Keesokan harinya, ia dijemput oleh Bima untuk kembali ke markas karena masa pengasingannya telah selesai. Namun, yang membuat Bima heran, Pierre menjadi kembali tak banyak bicara, tak seperti sebelum berada di pengasingan yang begitu banyak bicara dan mengeluh.

"Kapten, apa yang terjadi denganmu? Kamu terlihat berbeda lagi setelah dari pengasingan," tanyanya penasaran namun hanya dibalas gelengan kepala.

Sejak kembalinya Pierre dari pengasingan, ia benar-benar kembali menjadi sosok Pierre yang dikenal di markas, walaupun kemampuannya sedikit menurun, tetapi ia tetap menjadi yang paling rajin dan pekerja keras.

Hal itu sukses membuat Jendral Nasution dan Jendral Ahmad Yani puas dengan keputusan mereka untuk mengirim Pierre ke pengasingan sementara. Bahkan, ia berhasil menyelesaikan misi berbahaya di Malaysia, hal itu semakin membuat Jendral Nasution yakin akan keputusannya memilih Pierre sebagai ajudannya.

"Pierre, aku senang kamu sudah kembali seperti Pierre yang ku kenal. Aku juga bangga dengan keberhasilanmu dalam misi di Malaysia.
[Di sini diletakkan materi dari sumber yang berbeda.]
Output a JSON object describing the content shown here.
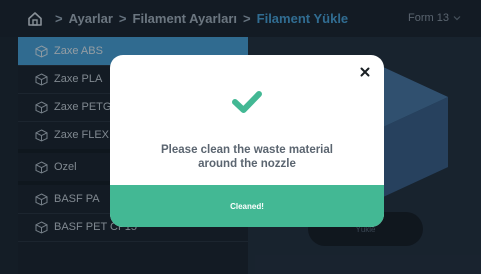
{
  "header": {
    "breadcrumb": [
      {
        "label": "Ayarlar"
      },
      {
        "label": "Filament Ayarları"
      },
      {
        "label": "Filament Yükle"
      }
    ],
    "separator": ">",
    "printer_name": "Form 13"
  },
  "sidebar": {
    "items": [
      {
        "label": "Zaxe ABS",
        "selected": true
      },
      {
        "label": "Zaxe PLA"
      },
      {
        "label": "Zaxe PETG"
      },
      {
        "label": "Zaxe FLEX"
      },
      {
        "label": "Ozel"
      },
      {
        "label": "BASF PA"
      },
      {
        "label": "BASF PET CF15"
      }
    ]
  },
  "main": {
    "load_button_label": "Yükle"
  },
  "modal": {
    "message_line1": "Please clean the waste material",
    "message_line2": "around the nozzle",
    "button_label": "Cleaned!",
    "close_symbol": "×"
  },
  "colors": {
    "accent": "#49a5de",
    "success": "#43b894",
    "background": "#1c2733"
  }
}
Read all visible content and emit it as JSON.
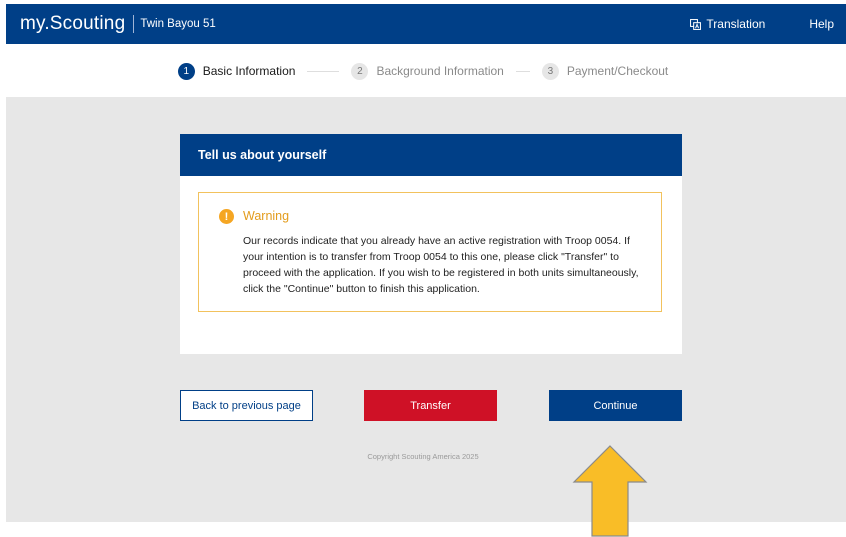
{
  "header": {
    "brand": "my.Scouting",
    "unit_name": "Twin Bayou 51",
    "translation_label": "Translation",
    "translation_icon": "translate-icon",
    "help_label": "Help",
    "bar_color": "#003f87"
  },
  "stepper": {
    "steps": [
      {
        "number": "1",
        "label": "Basic Information",
        "state": "active"
      },
      {
        "number": "2",
        "label": "Background Information",
        "state": "inactive"
      },
      {
        "number": "3",
        "label": "Payment/Checkout",
        "state": "inactive"
      }
    ]
  },
  "card": {
    "title": "Tell us about yourself",
    "warning": {
      "icon": "exclamation-icon",
      "title": "Warning",
      "message": "Our records indicate that you already have an active registration with Troop 0054. If your intention is to transfer from Troop 0054 to this one, please click \"Transfer\" to proceed with the application. If you wish to be registered in both units simultaneously, click the \"Continue\" button to finish this application."
    }
  },
  "actions": {
    "back_label": "Back to previous page",
    "transfer_label": "Transfer",
    "continue_label": "Continue",
    "transfer_color": "#cf1126",
    "continue_color": "#003f87"
  },
  "footer": {
    "copyright": "Copyright Scouting America 2025"
  },
  "annotation": {
    "arrow_color": "#f9bd27"
  }
}
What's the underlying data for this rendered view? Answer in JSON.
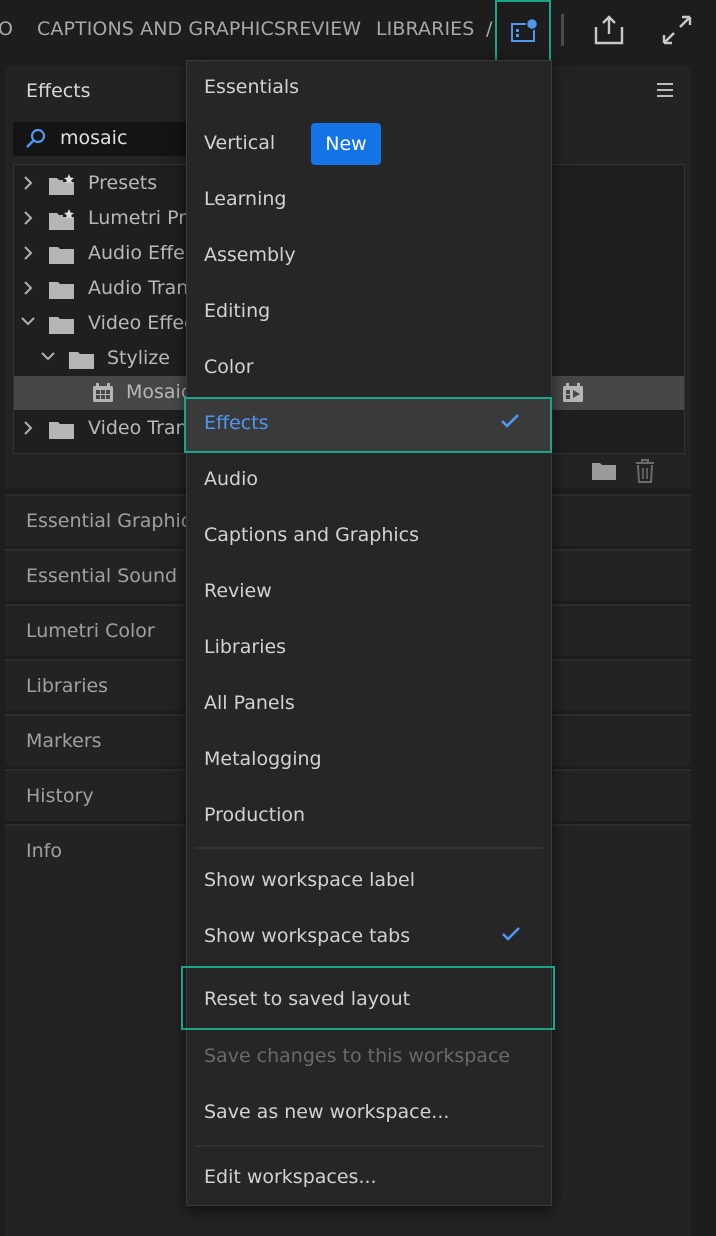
{
  "topbar": {
    "tabs": [
      "O",
      "CAPTIONS AND GRAPHICS",
      "REVIEW",
      "LIBRARIES",
      "/"
    ],
    "workspace_icon": "workspace-switcher-icon",
    "share_icon": "share-icon",
    "fullscreen_icon": "expand-icon"
  },
  "effects_panel": {
    "title": "Effects",
    "search_value": "mosaic",
    "tree": [
      {
        "label": "Presets",
        "icon": "star-folder-icon",
        "level": 0,
        "expanded": false
      },
      {
        "label": "Lumetri Pre",
        "icon": "star-folder-icon",
        "level": 0,
        "expanded": false
      },
      {
        "label": "Audio Effect",
        "icon": "folder-icon",
        "level": 0,
        "expanded": false
      },
      {
        "label": "Audio Trans",
        "icon": "folder-icon",
        "level": 0,
        "expanded": false
      },
      {
        "label": "Video Effect",
        "icon": "folder-icon",
        "level": 0,
        "expanded": true
      },
      {
        "label": "Stylize",
        "icon": "folder-icon",
        "level": 1,
        "expanded": true
      },
      {
        "label": "Mosaic",
        "icon": "effect-icon",
        "level": 2,
        "selected": true
      },
      {
        "label": "Video Trans",
        "icon": "folder-icon",
        "level": 0,
        "expanded": false
      }
    ]
  },
  "panels": [
    "Essential Graphics",
    "Essential Sound",
    "Lumetri Color",
    "Libraries",
    "Markers",
    "History",
    "Info"
  ],
  "menu": {
    "workspaces": [
      {
        "label": "Essentials"
      },
      {
        "label": "Vertical",
        "badge": "New"
      },
      {
        "label": "Learning"
      },
      {
        "label": "Assembly"
      },
      {
        "label": "Editing"
      },
      {
        "label": "Color"
      },
      {
        "label": "Effects",
        "active": true,
        "checked": true
      },
      {
        "label": "Audio"
      },
      {
        "label": "Captions and Graphics"
      },
      {
        "label": "Review"
      },
      {
        "label": "Libraries"
      },
      {
        "label": "All Panels"
      },
      {
        "label": "Metalogging"
      },
      {
        "label": "Production"
      }
    ],
    "options": [
      {
        "label": "Show workspace label"
      },
      {
        "label": "Show workspace tabs",
        "checked": true
      },
      {
        "label": "Reset to saved layout"
      },
      {
        "label": "Save changes to this workspace",
        "disabled": true
      },
      {
        "label": "Save as new workspace..."
      }
    ],
    "edit": {
      "label": "Edit workspaces..."
    }
  },
  "colors": {
    "accent": "#4f97f3",
    "highlight_box": "#1aa58a",
    "badge": "#1473e6"
  }
}
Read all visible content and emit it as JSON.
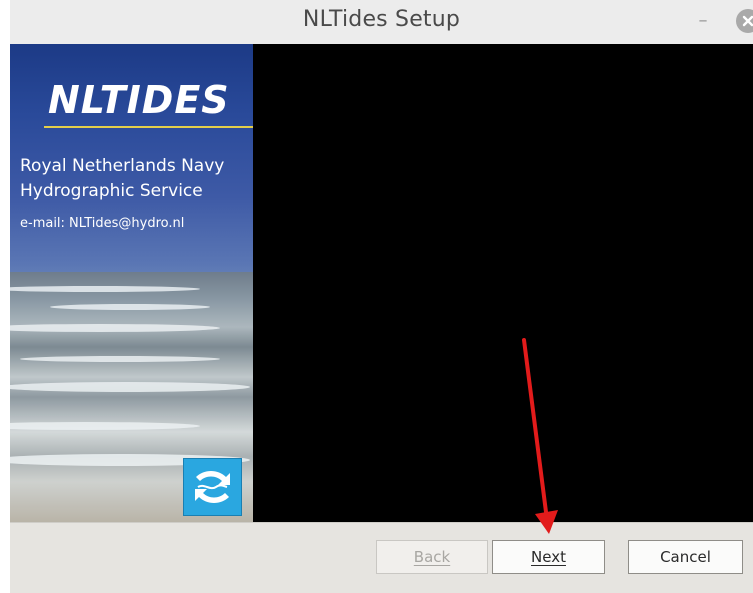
{
  "window": {
    "title": "NLTides Setup",
    "minimize_glyph": "–",
    "close_icon": "close-icon"
  },
  "sidebar": {
    "logo_text": "NLTIDES",
    "org_line1": "Royal Netherlands Navy",
    "org_line2": "Hydrographic Service",
    "email": "e-mail: NLTides@hydro.nl",
    "badge_icon": "waves-icon"
  },
  "footer": {
    "back_label": "Back",
    "next_label": "Next",
    "cancel_label": "Cancel"
  },
  "annotation": {
    "arrow_color": "#e21b1b"
  },
  "colors": {
    "content_bg": "#000000",
    "accent_yellow": "#e4cf4a",
    "badge_blue": "#2aa7e0"
  }
}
Oleh karena itu, dengan ini aku resmi menjadikanmu sebagai ajudanku," ucapnya lantas membuat Pierre tersenyum puas.

Entahlah, meskipun ini bukan tubuhnya, tetapi ia juga merasa bangga karena telah mendapatkan jabatan itu dengan kerja kerasnya sendiri meskipun nyatanya dengan penuh keterpaksaan.

***

Menjadi ajudan mendadak menjadi kebanggaan tersendiri dihati Arya, ia mulai menjalankan perannya sebagai Pierre dengan sangat baik. Bahkan, sesuai mimpi yang ia dapat lagi kemarin malam, hari ini ia akan pergi ke rumah Rukmini di Medan sekaligus menemani Jendral Nasution yang akan dinas ke sana.

"Em, Jendral, apakah nanti saya boleh izin pergi sebentar?" tanya Pierre dengan hati-hati.

"Kau akan menemui kekasihmu?" tebak Jendral Nasution langsung membuat Pierre mengangguk antusias.

"Haha, baiklah anak muda. Aku mengizinkanmu."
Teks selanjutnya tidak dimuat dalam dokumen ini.